I have been working in Art & Design for the last decade and when asked to name my favourite artists, I don’t struggle for answers. But rather than produce a list of names, I think it would be interesting to share some images and perhaps explain what attracts me to them. Some will be big names, others upcoming artists who haven’t received much attention.

George Shaw is Coventry-born artist who specialises in landscapes, although the subject matter is non-traditional. His early work depicted buildings and urban scenes from the Tile House Estate in Coventry where he grew up. Following his early exhibitions, much was made of his use of Humbrol paint (normally used to paint Airfix models) to realise his work, but I have always felt that this is a minor detail that only serves to detract from his intentions.

What struck me about the paintings has always been his unusual choice of subject matter. Aside from some of his early work, there are no people in his paintings, just renderings of drab environments – pub car-parks, concrete underpasses and badly maintained playing fields. I suppose many would view them as depressing, but there is a depth to his images that made me want to explore his motivations. I am particularly interested in the reasons for selecting the particular locations he paints.

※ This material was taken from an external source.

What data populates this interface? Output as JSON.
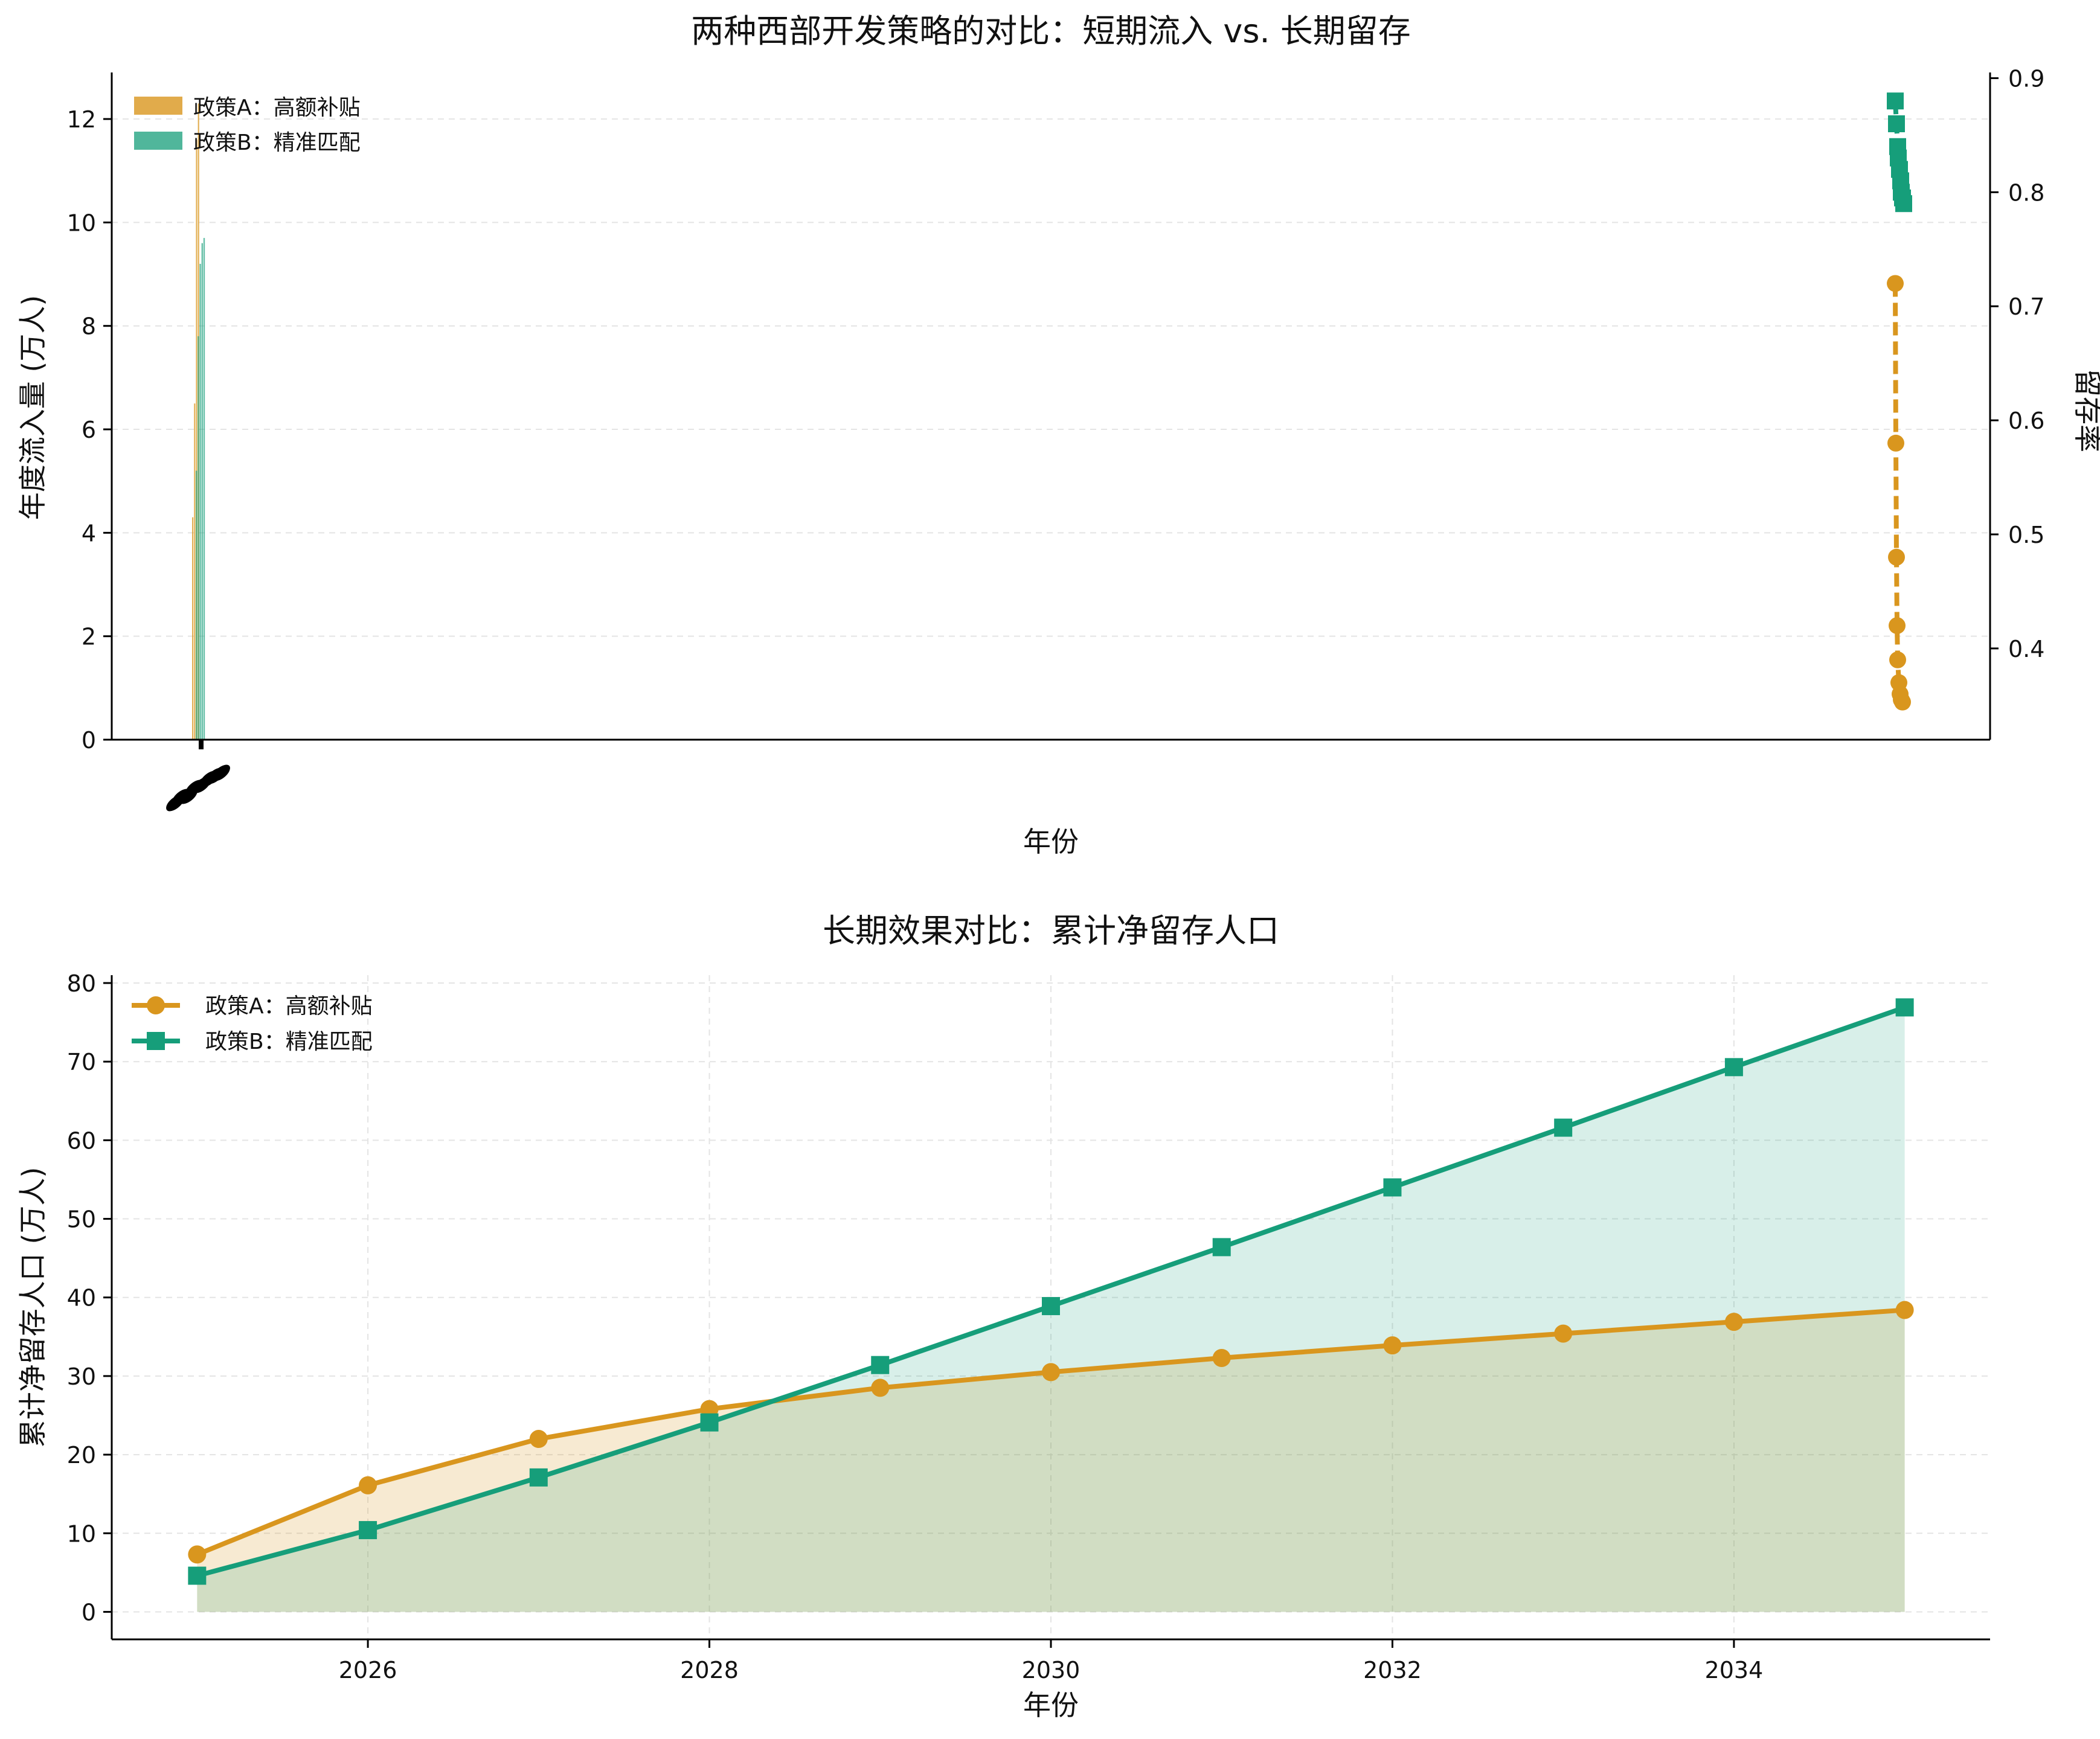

A key reason why I was intrigued by his work was the fact that his images seem to be lifted directly from the area that I grew up in. His rendering of early seventies pubs, short cuts behind garages and vandalised playgrounds could have easily have been drawn from the estates I used to explore (although I must point out that Kingswinford is hardly a ghetto). I think it’s easy to forget that when you are a child, your geographical boundaries are very restricted – but a by-product of this is that you form an intense memory of the spaces within which you move.

Until I looked at Shaw’s work, I think the nearest cultural touchstone I had to refer to, that reminded my of my environment, was Gavin Watson’s book Skins, which is a photographic book that focuses on the Skinhead movement. With that publication I was perhaps interested in the urban environment depicted in the book as much as the early Eighties movement that it documented.  I was never a skin – more of a Two-Tone/Soulboy during that period (when I was nine-ish), but their influence was huge, threatening but also familiar. 

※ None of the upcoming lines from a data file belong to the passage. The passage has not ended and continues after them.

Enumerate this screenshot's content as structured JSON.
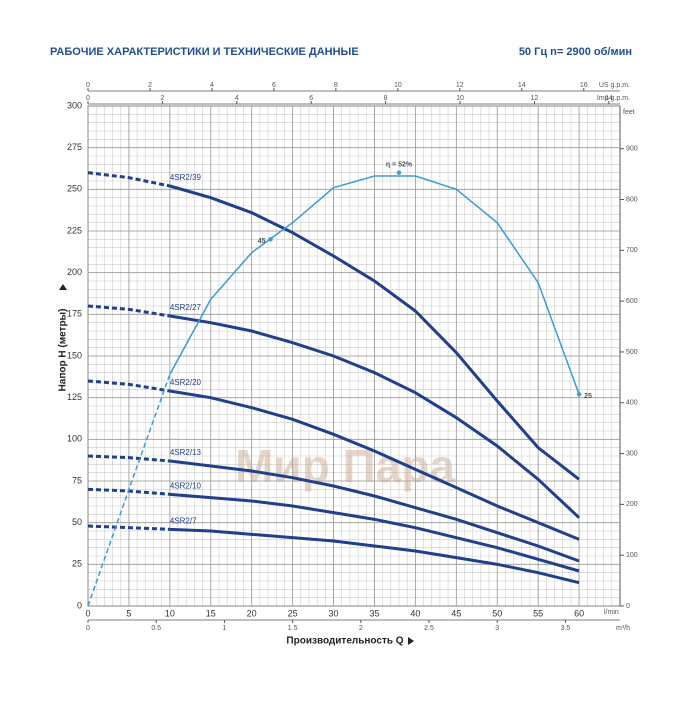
{
  "chart_data": {
    "type": "line",
    "title": "РАБОЧИЕ ХАРАКТЕРИСТИКИ И ТЕХНИЧЕСКИЕ ДАННЫЕ",
    "subtitle": "50 Гц   n= 2900 об/мин",
    "xlabel": "Производительность Q",
    "ylabel": "Напор H (метры)",
    "xunit": "l/min",
    "watermark": "Мир Пара",
    "x": [
      0,
      5,
      10,
      15,
      20,
      25,
      30,
      35,
      40,
      45,
      50,
      55,
      60
    ],
    "xlim": [
      0,
      65
    ],
    "xticks": [
      0,
      5,
      10,
      15,
      20,
      25,
      30,
      35,
      40,
      45,
      50,
      55,
      60
    ],
    "ylim": [
      0,
      300
    ],
    "yticks": [
      0,
      25,
      50,
      75,
      100,
      125,
      150,
      175,
      200,
      225,
      250,
      275,
      300
    ],
    "y2label": "feet",
    "y2lim": [
      0,
      984
    ],
    "y2ticks": [
      0,
      100,
      200,
      300,
      400,
      500,
      600,
      700,
      800,
      900
    ],
    "extra_x_axes": [
      {
        "label": "US g.p.m.",
        "position": "top",
        "lim": [
          0,
          17.17
        ],
        "ticks": [
          0,
          2,
          4,
          6,
          8,
          10,
          12,
          14,
          16
        ]
      },
      {
        "label": "Imp g.p.m.",
        "position": "top",
        "lim": [
          0,
          14.3
        ],
        "ticks": [
          0,
          2,
          4,
          6,
          8,
          10,
          12,
          14
        ]
      },
      {
        "label": "m³/h",
        "position": "bottom",
        "lim": [
          0,
          3.9
        ],
        "ticks": [
          0,
          0.5,
          1,
          1.5,
          2,
          2.5,
          3,
          3.5
        ]
      }
    ],
    "grid": true,
    "minor_grid": {
      "x": 1,
      "y": 5
    },
    "dashed_below_x": 10,
    "series": [
      {
        "name": "4SR2/39",
        "color": "#203f8c",
        "values": [
          260,
          257,
          252,
          245,
          236,
          224,
          210,
          195,
          177,
          152,
          123,
          95,
          76
        ]
      },
      {
        "name": "4SR2/27",
        "color": "#203f8c",
        "values": [
          180,
          178,
          174,
          170,
          165,
          158,
          150,
          140,
          128,
          113,
          96,
          76,
          53
        ]
      },
      {
        "name": "4SR2/20",
        "color": "#203f8c",
        "values": [
          135,
          133,
          129,
          125,
          119,
          112,
          103,
          93,
          82,
          71,
          60,
          50,
          40
        ]
      },
      {
        "name": "4SR2/13",
        "color": "#203f8c",
        "values": [
          90,
          89,
          87,
          84,
          81,
          77,
          72,
          66,
          59,
          52,
          44,
          36,
          27
        ]
      },
      {
        "name": "4SR2/10",
        "color": "#203f8c",
        "values": [
          70,
          69,
          67,
          65,
          63,
          60,
          56,
          52,
          47,
          41,
          35,
          28,
          21
        ]
      },
      {
        "name": "4SR2/7",
        "color": "#203f8c",
        "values": [
          48,
          47,
          46,
          45,
          43,
          41,
          39,
          36,
          33,
          29,
          25,
          20,
          14
        ]
      }
    ],
    "efficiency_curve": {
      "color": "#3b9ad8",
      "values": [
        0,
        70,
        139,
        184,
        212,
        230,
        251,
        258,
        258,
        250,
        230,
        194,
        127
      ],
      "annotations": [
        {
          "text": "45",
          "x": 22.3,
          "y": 220
        },
        {
          "text": "η = 52%",
          "x": 38,
          "y": 260
        },
        {
          "text": "25",
          "x": 60,
          "y": 127
        }
      ]
    }
  }
}
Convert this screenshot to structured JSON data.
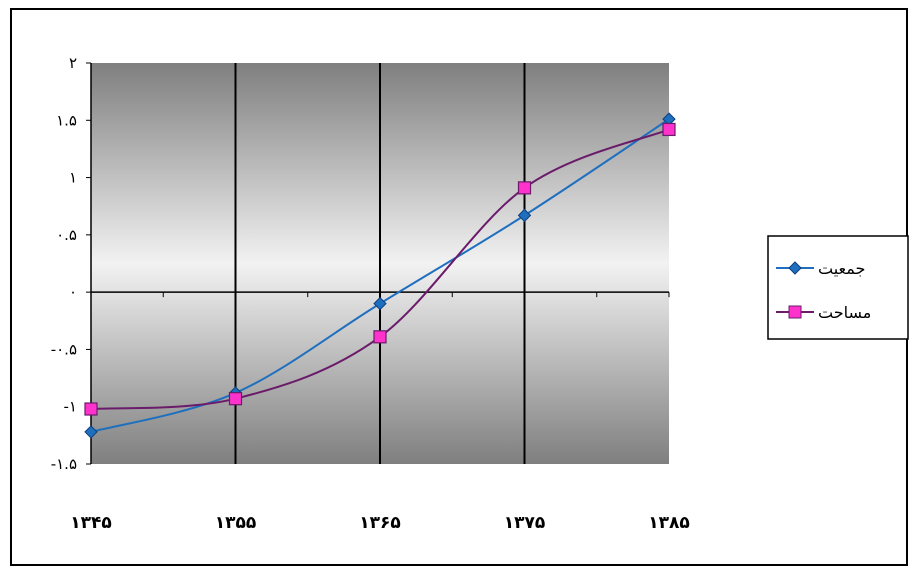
{
  "chart_data": {
    "type": "line",
    "x": [
      "۱۳۴۵",
      "۱۳۵۵",
      "۱۳۶۵",
      "۱۳۷۵",
      "۱۳۸۵"
    ],
    "y_ticks": [
      "۲",
      "۱.۵",
      "۱",
      "۰.۵",
      "۰",
      "-۰.۵",
      "-۱",
      "-۱.۵"
    ],
    "y_tick_values": [
      2,
      1.5,
      1,
      0.5,
      0,
      -0.5,
      -1,
      -1.5
    ],
    "ylim": [
      -1.5,
      2
    ],
    "grid": "vertical",
    "legend_position": "right",
    "series": [
      {
        "name": "جمعیت",
        "values": [
          -1.22,
          -0.88,
          -0.1,
          0.67,
          1.51
        ],
        "color": "#1f6fbf",
        "marker": "diamond"
      },
      {
        "name": "مساحت",
        "values": [
          -1.02,
          -0.93,
          -0.39,
          0.91,
          1.42
        ],
        "color": "#6a1b6a",
        "marker": "square",
        "marker_fill": "#ff33cc"
      }
    ],
    "background": {
      "top": "#7f7f7f",
      "middle": "#f2f2f2",
      "bottom": "#7f7f7f"
    }
  }
}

In Shaw’s  work, the idea that he was rendering such familiar-looking scenes rendered in a painstaking fashion was something that appealed to a feeling that I have always had – that anything has value and that every environment has a meaning, however harsh it may seem.

One of the over the overriding feelings his work creates – particularly when you see them in a gallery setting – is a sense of tension and unease. The lack of human figures in the works could be construed as a device to create a sense of loneliness, as the viewer seems to experience the locations in a solitary way. But fundamentally I feel that people are essential to his work, in that each painting contains human traces – whether it is via graffiti, damage or a path worn by feet.

Another aspect of the work that interests me is the idea of the encroachment of people into nature. The area I grew up is a kind of hinterland between the huge West Midlands conurbation and the countryside – and where the two meet it is not normally attractive. But there are elements of beauty in these urban woods, as well as a sense of danger and secrecy. I’m probably not alone in remembering the kind of characters that are attracted to these areas (such as a man we called The Coat Man. He used to hang his coat on the branch of a tree and then ask us if it was ours. He also brandished a knife at us on one occasion. We thought he was harmless but there you go).

Shaw is interesting as an artist in that he also writes, which is fairly uncommon. I own one of his books, which contains no images and although fairly unstructured (much of it was written in the kind of pubs his work depicts) it forms an ideal companion to his art. He has a strong obsession with cultural iconography, particularly British popular culture and in this respect I think keeps good company with figures such as Morrissey and the filmmaker Shane Meadows.

I’ll say this for him, he has catholic taste. This is Shaw on his youthful aspirations “I couldn’t decide whether I wanted to be Jimmy from Quadrophenia or John Everett Millais … or Francis Bacon … the list was endless and I couldn’t decide which messiah to follow. All I could really do was draw quite well.”